To evaluate the health of processed food products, then, what should be compared? Only the many kinds of processed foods themselves. In doing this, the ASN article creates a false equivalence by asserting that all processed food products — from bread, cheese, and frozen peas, to Pop Tarts and frozen corn dogs dipped in aerosol spray cheese — are all qualitatively the same.

They can only do this by focusing on the number of vitamins and minerals added to the product. They do not mention the synthetic ingredients, additive sugars, or sodium. In other words, if a collection of dyes, sugars, and preservatives (returning to the example of common breakfast cereals) has a multivitamin in it, it is on the same nutritional level as fresh frozen vegetables or cheese.

This cartoon absurdity of normalizing bizarre food inventions is dangerous because it avoids obvious issues. No matter how margarine made with hydrogenated oil is fortified, it's still bad for your heart. The nutrient content of some prepackaged foods doesn’t make their sky-high levels of sodium and sugar suddenly good for you. Finally, eating the food preservatives they laud in this paper (including hydrogenated oil, nitrate/nitrite, salt, BHT, sodium benzoate) does not reverse the link they all have to some form of chronic disease.

And this is exactly what makes this position paper so antithetical to public health. Americans eat an estimated 150 pounds of sugar per person per year, and about 70 percent of that comes from processed food products. The CDC estimates that a mere 10 foods account for more than 40% of our sodium consumption. Defending the source of most sugar and sodium consumption, when a staggering two-thirds of our population ranges from overweight to morbidly obese, is anything but serving public health.

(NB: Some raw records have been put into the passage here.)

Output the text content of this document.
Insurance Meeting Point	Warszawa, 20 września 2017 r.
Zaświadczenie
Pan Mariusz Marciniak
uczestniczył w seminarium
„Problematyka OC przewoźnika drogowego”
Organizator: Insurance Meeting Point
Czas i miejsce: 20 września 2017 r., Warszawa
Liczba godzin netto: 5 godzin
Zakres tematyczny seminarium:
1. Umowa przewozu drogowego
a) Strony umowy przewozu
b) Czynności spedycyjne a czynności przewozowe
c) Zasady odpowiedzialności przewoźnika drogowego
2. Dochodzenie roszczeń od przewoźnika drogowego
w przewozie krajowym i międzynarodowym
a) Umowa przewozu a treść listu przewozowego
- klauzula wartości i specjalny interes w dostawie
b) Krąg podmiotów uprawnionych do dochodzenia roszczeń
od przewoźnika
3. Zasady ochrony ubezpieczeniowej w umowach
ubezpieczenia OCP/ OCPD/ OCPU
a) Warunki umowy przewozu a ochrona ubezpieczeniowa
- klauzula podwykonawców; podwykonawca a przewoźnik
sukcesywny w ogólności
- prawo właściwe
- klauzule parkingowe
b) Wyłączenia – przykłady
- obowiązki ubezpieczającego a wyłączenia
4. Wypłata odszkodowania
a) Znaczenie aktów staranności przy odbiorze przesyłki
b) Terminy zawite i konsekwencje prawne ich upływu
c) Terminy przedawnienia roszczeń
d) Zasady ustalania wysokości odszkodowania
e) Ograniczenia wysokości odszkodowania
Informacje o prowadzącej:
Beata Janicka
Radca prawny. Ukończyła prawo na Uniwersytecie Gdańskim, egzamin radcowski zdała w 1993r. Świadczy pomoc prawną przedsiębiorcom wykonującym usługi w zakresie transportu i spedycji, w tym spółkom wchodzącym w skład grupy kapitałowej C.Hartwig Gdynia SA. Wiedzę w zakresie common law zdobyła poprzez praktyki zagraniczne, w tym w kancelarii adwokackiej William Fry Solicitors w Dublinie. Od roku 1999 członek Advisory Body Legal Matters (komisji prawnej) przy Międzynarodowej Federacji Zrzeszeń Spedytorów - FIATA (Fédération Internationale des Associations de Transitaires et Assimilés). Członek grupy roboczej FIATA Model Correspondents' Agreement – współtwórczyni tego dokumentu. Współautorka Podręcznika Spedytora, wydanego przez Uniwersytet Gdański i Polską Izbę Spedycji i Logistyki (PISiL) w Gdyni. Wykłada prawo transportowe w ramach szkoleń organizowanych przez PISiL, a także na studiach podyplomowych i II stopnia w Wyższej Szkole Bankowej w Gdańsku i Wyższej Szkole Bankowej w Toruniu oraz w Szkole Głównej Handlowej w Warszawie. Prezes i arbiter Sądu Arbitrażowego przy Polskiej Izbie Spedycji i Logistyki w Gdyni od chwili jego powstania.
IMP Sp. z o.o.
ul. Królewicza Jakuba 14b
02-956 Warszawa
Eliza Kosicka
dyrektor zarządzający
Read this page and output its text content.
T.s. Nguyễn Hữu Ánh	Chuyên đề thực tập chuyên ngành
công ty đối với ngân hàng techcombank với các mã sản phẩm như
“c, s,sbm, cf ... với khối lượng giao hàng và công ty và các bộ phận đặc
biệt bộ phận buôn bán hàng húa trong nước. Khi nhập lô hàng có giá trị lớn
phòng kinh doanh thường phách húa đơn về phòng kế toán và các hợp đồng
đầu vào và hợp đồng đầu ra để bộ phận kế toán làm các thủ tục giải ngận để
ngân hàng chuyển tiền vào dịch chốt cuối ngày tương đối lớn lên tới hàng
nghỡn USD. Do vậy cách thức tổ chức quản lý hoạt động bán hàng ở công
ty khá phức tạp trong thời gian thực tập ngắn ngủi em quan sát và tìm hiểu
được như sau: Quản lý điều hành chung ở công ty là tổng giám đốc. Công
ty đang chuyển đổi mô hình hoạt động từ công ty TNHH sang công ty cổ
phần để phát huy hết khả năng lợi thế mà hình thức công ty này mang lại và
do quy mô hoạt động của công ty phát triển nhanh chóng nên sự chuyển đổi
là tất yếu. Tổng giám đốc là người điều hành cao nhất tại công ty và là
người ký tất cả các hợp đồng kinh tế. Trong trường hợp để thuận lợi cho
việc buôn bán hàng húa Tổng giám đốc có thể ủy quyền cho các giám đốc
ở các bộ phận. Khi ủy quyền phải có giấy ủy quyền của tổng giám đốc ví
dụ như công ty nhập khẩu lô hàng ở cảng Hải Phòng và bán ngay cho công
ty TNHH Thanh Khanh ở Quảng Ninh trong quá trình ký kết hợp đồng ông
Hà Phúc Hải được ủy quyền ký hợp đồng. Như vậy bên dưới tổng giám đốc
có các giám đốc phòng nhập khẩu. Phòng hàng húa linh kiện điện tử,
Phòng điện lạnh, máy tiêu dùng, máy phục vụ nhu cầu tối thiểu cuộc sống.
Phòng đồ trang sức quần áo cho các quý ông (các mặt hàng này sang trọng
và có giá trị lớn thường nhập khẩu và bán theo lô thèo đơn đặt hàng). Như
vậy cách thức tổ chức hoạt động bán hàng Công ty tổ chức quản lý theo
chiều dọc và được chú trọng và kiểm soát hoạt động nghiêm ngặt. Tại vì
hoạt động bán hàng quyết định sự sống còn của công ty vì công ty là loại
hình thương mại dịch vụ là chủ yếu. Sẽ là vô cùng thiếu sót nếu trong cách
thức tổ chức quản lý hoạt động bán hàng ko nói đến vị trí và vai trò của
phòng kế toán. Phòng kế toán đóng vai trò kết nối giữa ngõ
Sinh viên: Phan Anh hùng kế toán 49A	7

I do understand why agribusiness and the processed food product industry sugarcoat everything they say to the public about themselves and their products. But we all should expect that by now. What’s disheartening is being let down by an institution we trusted to give us straight advice. The American Society for Nutrition endorsed the views of processed food industry spokespeople, and allowed them to speak through the invisibility cloak of scientists writing for their organization.

The bottom line is that the position of this position paper is no better than the sugar-filled, neon-colored, processed food product breakfast cereals they defend. And, like these products, the ASN is in serious need of some fortification via one key ingredient our consumer public deserves: integrity.